GENEVA — Halfway through 2013, the world already needs to spend more than twice what it did last year, if it wants to help all the 73 million people who are suffering in Syria and other major crises around the world, the U.N. top humanitarian official said Wednesday.
As much as $12.94 billion is needed, more than has ever been requested in any year before, and that figure represents only the needs that are known at the midpoint of this year, so it will continue to go up, according to Valerie Amos, the U.N. undersecretary general for humanitarian affairs and emergency relief.
That compares with the $9.71 billion that the U.N. sought for all of last year of which donors provided just 63 percent, or $6.1 billion.
So far donors have provided $5.1 billion, or about 40 percent of the "unprecedented" needs this year, Amos said.
But that is roughly the same amount that the United Nations said was needed for all of 2007 — and donors only provided 72 percent of the $5.14 billion request five years ago.
"In a normal year, that would be a huge statement to the commitment to humanitarian action," Amos told reporters in Geneva of the $5.1 billion raised so far that has gone to people in 24 countries, including Syria, Niger, Sudan and Afghanistan. "But this is an extraordinary year."
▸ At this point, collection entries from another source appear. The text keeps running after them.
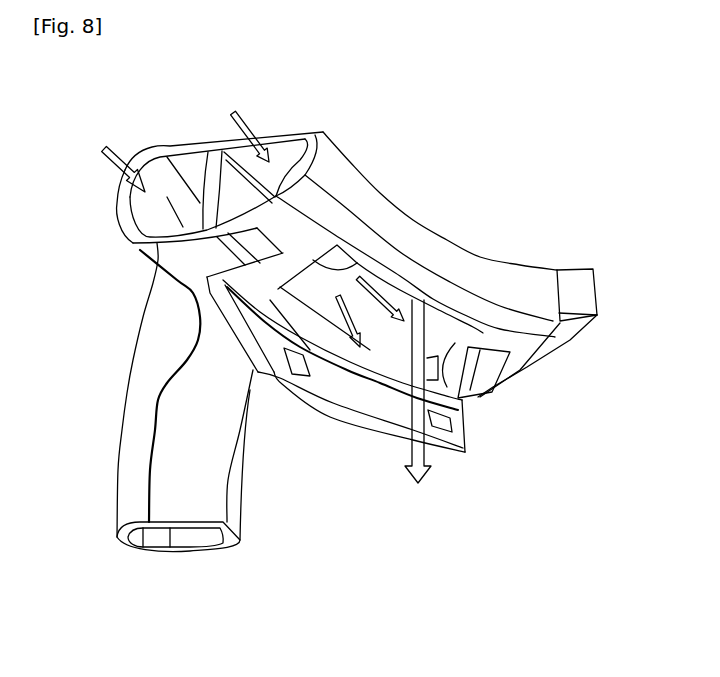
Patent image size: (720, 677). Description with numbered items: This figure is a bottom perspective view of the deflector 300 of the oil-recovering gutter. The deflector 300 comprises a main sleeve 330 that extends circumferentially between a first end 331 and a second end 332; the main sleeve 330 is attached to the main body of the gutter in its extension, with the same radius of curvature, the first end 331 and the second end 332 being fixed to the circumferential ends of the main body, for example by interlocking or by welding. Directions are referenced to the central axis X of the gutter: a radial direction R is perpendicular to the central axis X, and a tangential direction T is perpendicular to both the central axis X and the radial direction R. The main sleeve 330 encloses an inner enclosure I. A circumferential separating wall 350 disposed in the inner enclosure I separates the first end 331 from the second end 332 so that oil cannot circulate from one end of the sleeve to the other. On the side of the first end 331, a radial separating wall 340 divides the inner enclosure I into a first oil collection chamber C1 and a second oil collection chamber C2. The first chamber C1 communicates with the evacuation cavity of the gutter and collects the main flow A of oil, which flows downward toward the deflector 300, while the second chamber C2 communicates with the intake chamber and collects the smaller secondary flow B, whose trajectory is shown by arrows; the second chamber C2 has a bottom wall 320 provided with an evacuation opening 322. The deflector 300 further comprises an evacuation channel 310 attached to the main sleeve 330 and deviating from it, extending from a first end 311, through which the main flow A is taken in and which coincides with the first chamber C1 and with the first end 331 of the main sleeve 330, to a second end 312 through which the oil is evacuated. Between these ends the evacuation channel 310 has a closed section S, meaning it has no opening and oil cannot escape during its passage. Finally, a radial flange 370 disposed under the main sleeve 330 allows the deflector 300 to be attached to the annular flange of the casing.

The deflector 300 is at (575, 405).
The evacuation channel 310 is at (122, 430).
The first end of the evacuation channel 311 is at (167, 150).
The second end of the evacuation channel 312 is at (153, 552).
The bottom wall 320 is at (320, 133).
The evacuation opening 322 is at (367, 257).
The main sleeve 330 is at (480, 273).
The first end of the main sleeve 331 is at (118, 196).
The second end of the main sleeve 332 is at (594, 287).
The radial separating wall 340 is at (150, 278).
The circumferential separating wall 350 is at (458, 400).
The radial flange 370 is at (347, 393).
The main flow A is at (122, 147).
The secondary flow B is at (244, 122).
The inner enclosure I is at (207, 183).
The first oil collection chamber C1 is at (160, 195).
The second oil collection chamber C2 is at (227, 210).
The central axis X is at (113, 348).
The tangential direction T is at (588, 363).
The closed section S is at (175, 537).
The radial direction R is at (206, 558).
The Syrian civil war that's spilling into the region is taking up as much as a third of the needs this year.
Amos, a baroness and British lawmaker who heads the U.N. Office for the Coordination of Humanitarian Affairs, said Syria requires at least $4.4 billion in aid for the 6.8 million people who are suffering inside the war-torn country and the 5.3 million refugees or others who are affected by the conflict in border nations.